Detachment Focus: Rubricae Phalanx
Did you miss All is Dust? Me too. This Detachment is all about Scarabs and Rubrics – every time they take a 1-damage attack, they get +1 to their saves. This one pushes you into heavy usage of marine bodies and has some fun tricks.
Detachment Focus: Warpforged Cabal
This is your Vehicle Detachment – every time a vehicle in your army shoots or fights, it can re-roll one hit roll, wound roll, or damage roll. But if it’s within 6” of a friendly psyker, you can re-roll one of each instead. Also when your vehicles die, they explode on a 5+ if they’re within 6” of a friendly psyker.

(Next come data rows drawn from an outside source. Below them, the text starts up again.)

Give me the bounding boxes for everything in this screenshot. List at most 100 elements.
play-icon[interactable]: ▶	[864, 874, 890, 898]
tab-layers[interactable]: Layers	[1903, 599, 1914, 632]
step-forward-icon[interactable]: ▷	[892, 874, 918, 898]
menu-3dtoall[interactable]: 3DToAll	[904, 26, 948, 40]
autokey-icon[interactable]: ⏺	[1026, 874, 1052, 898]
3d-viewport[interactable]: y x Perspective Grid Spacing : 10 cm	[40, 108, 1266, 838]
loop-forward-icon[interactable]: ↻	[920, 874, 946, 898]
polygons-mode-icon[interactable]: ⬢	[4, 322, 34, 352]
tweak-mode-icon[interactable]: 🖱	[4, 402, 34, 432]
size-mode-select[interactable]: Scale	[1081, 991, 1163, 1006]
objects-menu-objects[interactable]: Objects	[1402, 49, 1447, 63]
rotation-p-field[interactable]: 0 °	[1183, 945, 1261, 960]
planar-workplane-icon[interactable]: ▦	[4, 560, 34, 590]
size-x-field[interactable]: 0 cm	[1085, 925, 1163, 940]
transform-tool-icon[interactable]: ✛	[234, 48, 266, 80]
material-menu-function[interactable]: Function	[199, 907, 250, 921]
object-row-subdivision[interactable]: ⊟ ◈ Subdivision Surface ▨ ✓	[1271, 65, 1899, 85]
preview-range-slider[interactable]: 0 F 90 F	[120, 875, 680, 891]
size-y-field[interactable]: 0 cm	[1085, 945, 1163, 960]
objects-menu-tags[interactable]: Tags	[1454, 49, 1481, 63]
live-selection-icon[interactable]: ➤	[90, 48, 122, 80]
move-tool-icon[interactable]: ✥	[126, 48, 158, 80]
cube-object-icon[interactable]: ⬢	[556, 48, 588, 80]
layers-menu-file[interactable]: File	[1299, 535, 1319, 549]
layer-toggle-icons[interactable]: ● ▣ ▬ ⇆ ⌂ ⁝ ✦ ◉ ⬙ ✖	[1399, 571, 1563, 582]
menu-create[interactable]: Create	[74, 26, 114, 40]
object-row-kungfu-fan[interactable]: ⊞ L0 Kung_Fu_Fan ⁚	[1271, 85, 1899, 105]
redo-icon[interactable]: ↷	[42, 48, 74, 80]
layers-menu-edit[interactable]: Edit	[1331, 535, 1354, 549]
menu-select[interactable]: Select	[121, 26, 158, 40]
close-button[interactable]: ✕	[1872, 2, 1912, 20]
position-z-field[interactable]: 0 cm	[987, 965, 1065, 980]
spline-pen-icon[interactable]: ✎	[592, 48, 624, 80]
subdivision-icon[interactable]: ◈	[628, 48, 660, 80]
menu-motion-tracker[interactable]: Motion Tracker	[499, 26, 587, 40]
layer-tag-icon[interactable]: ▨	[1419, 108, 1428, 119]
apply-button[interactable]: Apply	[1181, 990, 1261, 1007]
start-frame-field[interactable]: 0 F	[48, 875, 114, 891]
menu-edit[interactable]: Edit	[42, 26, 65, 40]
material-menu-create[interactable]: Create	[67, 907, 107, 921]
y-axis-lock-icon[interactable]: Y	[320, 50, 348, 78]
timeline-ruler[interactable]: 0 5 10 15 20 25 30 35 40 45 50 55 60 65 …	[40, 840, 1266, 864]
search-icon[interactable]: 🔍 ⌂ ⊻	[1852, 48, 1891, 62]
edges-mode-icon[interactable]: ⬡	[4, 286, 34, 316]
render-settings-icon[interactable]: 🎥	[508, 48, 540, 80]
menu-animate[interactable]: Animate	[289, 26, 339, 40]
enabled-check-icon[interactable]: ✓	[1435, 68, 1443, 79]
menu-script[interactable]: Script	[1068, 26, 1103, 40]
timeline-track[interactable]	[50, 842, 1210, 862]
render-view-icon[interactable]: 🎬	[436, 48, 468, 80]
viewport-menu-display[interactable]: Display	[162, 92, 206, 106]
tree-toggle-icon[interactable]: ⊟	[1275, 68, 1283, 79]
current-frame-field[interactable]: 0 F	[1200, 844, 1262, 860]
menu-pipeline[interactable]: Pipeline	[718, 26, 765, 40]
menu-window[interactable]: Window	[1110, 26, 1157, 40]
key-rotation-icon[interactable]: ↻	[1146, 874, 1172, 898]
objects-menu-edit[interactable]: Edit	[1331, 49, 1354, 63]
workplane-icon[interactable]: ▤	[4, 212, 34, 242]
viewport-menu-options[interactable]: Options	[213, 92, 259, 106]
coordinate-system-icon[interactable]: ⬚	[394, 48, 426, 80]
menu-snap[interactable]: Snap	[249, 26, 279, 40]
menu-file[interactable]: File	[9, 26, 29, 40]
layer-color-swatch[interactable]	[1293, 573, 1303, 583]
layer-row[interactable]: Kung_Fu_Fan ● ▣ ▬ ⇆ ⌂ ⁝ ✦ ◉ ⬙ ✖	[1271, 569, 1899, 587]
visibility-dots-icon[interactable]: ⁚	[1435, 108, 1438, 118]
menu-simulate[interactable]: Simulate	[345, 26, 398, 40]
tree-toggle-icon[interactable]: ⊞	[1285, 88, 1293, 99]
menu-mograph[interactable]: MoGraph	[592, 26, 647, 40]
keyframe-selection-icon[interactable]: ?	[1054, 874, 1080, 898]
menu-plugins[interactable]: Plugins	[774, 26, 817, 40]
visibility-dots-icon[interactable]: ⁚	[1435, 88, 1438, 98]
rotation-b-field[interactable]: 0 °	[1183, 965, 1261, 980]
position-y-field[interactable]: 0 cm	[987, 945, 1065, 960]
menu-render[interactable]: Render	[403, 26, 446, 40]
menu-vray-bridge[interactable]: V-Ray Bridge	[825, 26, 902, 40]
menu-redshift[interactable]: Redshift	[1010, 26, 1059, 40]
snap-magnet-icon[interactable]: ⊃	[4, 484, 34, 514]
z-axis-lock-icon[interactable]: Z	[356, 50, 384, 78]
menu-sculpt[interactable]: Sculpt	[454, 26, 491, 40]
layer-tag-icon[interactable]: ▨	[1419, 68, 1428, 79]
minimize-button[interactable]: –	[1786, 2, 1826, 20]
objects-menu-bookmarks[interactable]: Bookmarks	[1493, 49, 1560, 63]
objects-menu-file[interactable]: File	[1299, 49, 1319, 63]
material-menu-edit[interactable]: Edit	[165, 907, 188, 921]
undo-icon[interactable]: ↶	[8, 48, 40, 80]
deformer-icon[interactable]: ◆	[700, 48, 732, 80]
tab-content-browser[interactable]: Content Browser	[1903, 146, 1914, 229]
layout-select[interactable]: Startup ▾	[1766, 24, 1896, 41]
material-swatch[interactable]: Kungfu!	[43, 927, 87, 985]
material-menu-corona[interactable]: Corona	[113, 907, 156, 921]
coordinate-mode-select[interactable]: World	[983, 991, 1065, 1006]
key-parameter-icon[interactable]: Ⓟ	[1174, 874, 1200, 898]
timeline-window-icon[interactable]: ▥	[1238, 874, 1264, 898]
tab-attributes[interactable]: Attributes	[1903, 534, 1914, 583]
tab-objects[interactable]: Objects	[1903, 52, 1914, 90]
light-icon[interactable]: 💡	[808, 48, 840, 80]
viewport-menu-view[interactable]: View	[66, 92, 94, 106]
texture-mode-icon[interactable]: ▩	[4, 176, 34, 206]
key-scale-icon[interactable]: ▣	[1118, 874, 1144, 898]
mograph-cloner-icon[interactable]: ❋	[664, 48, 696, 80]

Detachment Focus: Warpmeld Pact
This is the Detachment for the sickos who want to run the mutants – Tzaangors, Chaos Spawn, and Mutalith Vortex Beasts. Every time one of your enemy units attacks a mutant, you can take D3 mortal wounds to give them -1 to their wound rolls, and each time you shoot or fight with a Mutant, you can take D3 mortal wounds to get +1 to wound rolls. Also Tzaangors become BATTLELINE in this Detachment.
Final Thoughts
Thousand Sons remain a powerful army, albeit one which can be difficult to play effectively. The army’s basic units are still very strong, and you’ll need to use a mix of them in specific ways to generate effective results. The Codex has made them one of the game’s better armies, but they have some natural predators in the meta that keep them from emerging as a clear best contender. They have some good matchups and can be one of the most rewarding armies in the game to play when it all comes together.